The establishment, in November 2018, of the Women’s Support and Empowerment Unit within the Presidential Council is a welcome development, and it must now be provided with resources.
Migrants are being subjected to "unimaginable horrors" from the moment they enter Libya. On 20 December, UNSMIL and OHCHR issued a joint report, which documents patterns of serious human rights violations and abuses suffered by migrants at the hands of State officials and members of armed groups, as well as atrocities committed by smugglers and traffickers.
As we meet here today, torture and ill-treatment of migrants in Libyan detention centres continue unabated. A few weeks ago, at a UNHCR transit center in Niger (and the Government of Niger should be thanked for their generous role in this), I met with migrants and refugees recently freed from detention in Libya. Every one of them – women, men, girls and boys – had been raped, and many repeatedly tortured by electrocution. All testified about the widespread extortion technique, whereby the torturers force the victims to call their families, who then are subjected to the screams of their loved ones which, they are told, will continue till they pay a ransom.

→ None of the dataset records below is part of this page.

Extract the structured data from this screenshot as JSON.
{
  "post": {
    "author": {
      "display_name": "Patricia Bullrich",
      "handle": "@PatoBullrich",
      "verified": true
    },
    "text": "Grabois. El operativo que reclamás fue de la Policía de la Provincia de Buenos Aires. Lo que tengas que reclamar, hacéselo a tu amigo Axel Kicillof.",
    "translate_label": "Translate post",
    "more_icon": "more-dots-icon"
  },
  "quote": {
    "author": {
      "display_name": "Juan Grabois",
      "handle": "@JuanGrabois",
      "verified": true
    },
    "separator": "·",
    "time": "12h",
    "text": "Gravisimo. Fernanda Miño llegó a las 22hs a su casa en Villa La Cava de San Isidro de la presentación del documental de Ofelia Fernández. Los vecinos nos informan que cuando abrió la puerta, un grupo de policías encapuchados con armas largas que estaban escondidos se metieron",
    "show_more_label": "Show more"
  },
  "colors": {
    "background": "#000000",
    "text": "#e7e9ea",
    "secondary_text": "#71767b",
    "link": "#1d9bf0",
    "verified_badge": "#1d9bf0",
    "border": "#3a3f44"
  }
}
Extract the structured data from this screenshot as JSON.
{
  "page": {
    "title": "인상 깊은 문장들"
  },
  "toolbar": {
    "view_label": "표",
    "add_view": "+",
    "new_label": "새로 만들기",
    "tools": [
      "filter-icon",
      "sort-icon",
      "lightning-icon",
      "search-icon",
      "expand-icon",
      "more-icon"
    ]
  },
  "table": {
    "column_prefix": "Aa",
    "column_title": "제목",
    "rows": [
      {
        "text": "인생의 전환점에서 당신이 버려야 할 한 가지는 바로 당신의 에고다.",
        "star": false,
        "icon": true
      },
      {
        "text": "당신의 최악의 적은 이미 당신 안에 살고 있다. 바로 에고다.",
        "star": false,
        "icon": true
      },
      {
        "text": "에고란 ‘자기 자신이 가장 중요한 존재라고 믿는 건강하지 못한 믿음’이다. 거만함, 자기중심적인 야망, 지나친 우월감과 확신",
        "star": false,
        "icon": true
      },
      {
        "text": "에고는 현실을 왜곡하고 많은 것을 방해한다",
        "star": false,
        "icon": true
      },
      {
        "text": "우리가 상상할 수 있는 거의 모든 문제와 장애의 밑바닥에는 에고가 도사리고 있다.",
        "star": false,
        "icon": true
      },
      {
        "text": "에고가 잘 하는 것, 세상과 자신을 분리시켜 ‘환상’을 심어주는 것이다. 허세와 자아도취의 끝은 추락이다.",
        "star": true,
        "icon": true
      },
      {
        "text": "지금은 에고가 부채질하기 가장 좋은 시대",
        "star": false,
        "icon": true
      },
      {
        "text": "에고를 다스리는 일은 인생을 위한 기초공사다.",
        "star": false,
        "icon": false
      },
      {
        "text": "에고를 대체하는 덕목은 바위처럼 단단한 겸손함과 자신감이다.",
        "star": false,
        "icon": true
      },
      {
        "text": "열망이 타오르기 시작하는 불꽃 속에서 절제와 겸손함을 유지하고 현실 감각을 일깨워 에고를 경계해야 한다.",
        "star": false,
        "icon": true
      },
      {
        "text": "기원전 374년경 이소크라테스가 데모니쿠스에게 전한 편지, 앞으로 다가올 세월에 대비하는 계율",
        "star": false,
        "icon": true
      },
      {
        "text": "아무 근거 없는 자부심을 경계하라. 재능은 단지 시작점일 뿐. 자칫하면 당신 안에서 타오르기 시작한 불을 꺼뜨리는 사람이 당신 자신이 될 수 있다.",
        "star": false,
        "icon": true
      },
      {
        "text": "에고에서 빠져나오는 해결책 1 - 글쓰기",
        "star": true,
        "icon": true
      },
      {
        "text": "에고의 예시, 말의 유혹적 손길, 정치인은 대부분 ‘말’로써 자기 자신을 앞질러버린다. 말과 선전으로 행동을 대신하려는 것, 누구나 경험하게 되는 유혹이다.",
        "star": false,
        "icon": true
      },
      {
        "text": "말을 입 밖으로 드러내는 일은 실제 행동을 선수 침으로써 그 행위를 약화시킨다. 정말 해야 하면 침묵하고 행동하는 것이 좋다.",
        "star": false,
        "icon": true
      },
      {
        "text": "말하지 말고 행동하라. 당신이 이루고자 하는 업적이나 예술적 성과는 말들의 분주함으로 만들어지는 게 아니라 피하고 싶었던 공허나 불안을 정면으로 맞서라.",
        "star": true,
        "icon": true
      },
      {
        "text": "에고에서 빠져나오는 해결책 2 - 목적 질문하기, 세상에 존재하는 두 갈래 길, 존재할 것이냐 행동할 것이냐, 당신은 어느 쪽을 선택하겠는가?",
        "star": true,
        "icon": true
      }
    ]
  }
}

Mr. President, I can honestly tell the members of this Council that in 30 years in this line of work, those were among the most harrowing accounts I have ever heard.
We call on the Libyan authorities and all relevant partners to ensure that recommendations contained in the report are urgently followed up.
It must be clear to all that Libya is still far from being a safe haven, and migrant ships in the Central Mediterranean should not be returned to Libya. Restrictions on life-saving work of humanitarian search and rescue organizations should be lifted to end the situation by which they are obliged to stand by, helplessly, while human beings drown before their eyes. And we recommend to the European Union and its members States that they urgently reconsider their operational support to the Libyan Coast Guard, which continues to endanger the lives of migrants in distress at sea, and whose operations lead to the return of intercepted migrants to conditions of arbitrary detention and torture.
UNSMIL and OHCHR have taken concrete steps to address the grave issues of concerns described in the report of the High Commissioner, supporting local civil society, victims and their relatives. We are also working with Government entities and the international community to screen recipients of technical assistance and capacity-building programmes and ensure accountability for violations committed in Libya.
Protecting civilians from the conflict, restoring the rule of law, ensuring the release of those arbitrarily detained, addressing the situation of migrants and refugees, and combating impunity for all past and ongoing human rights violations require the sustained engagement of all of us. We call on all Member States to join efforts to that end.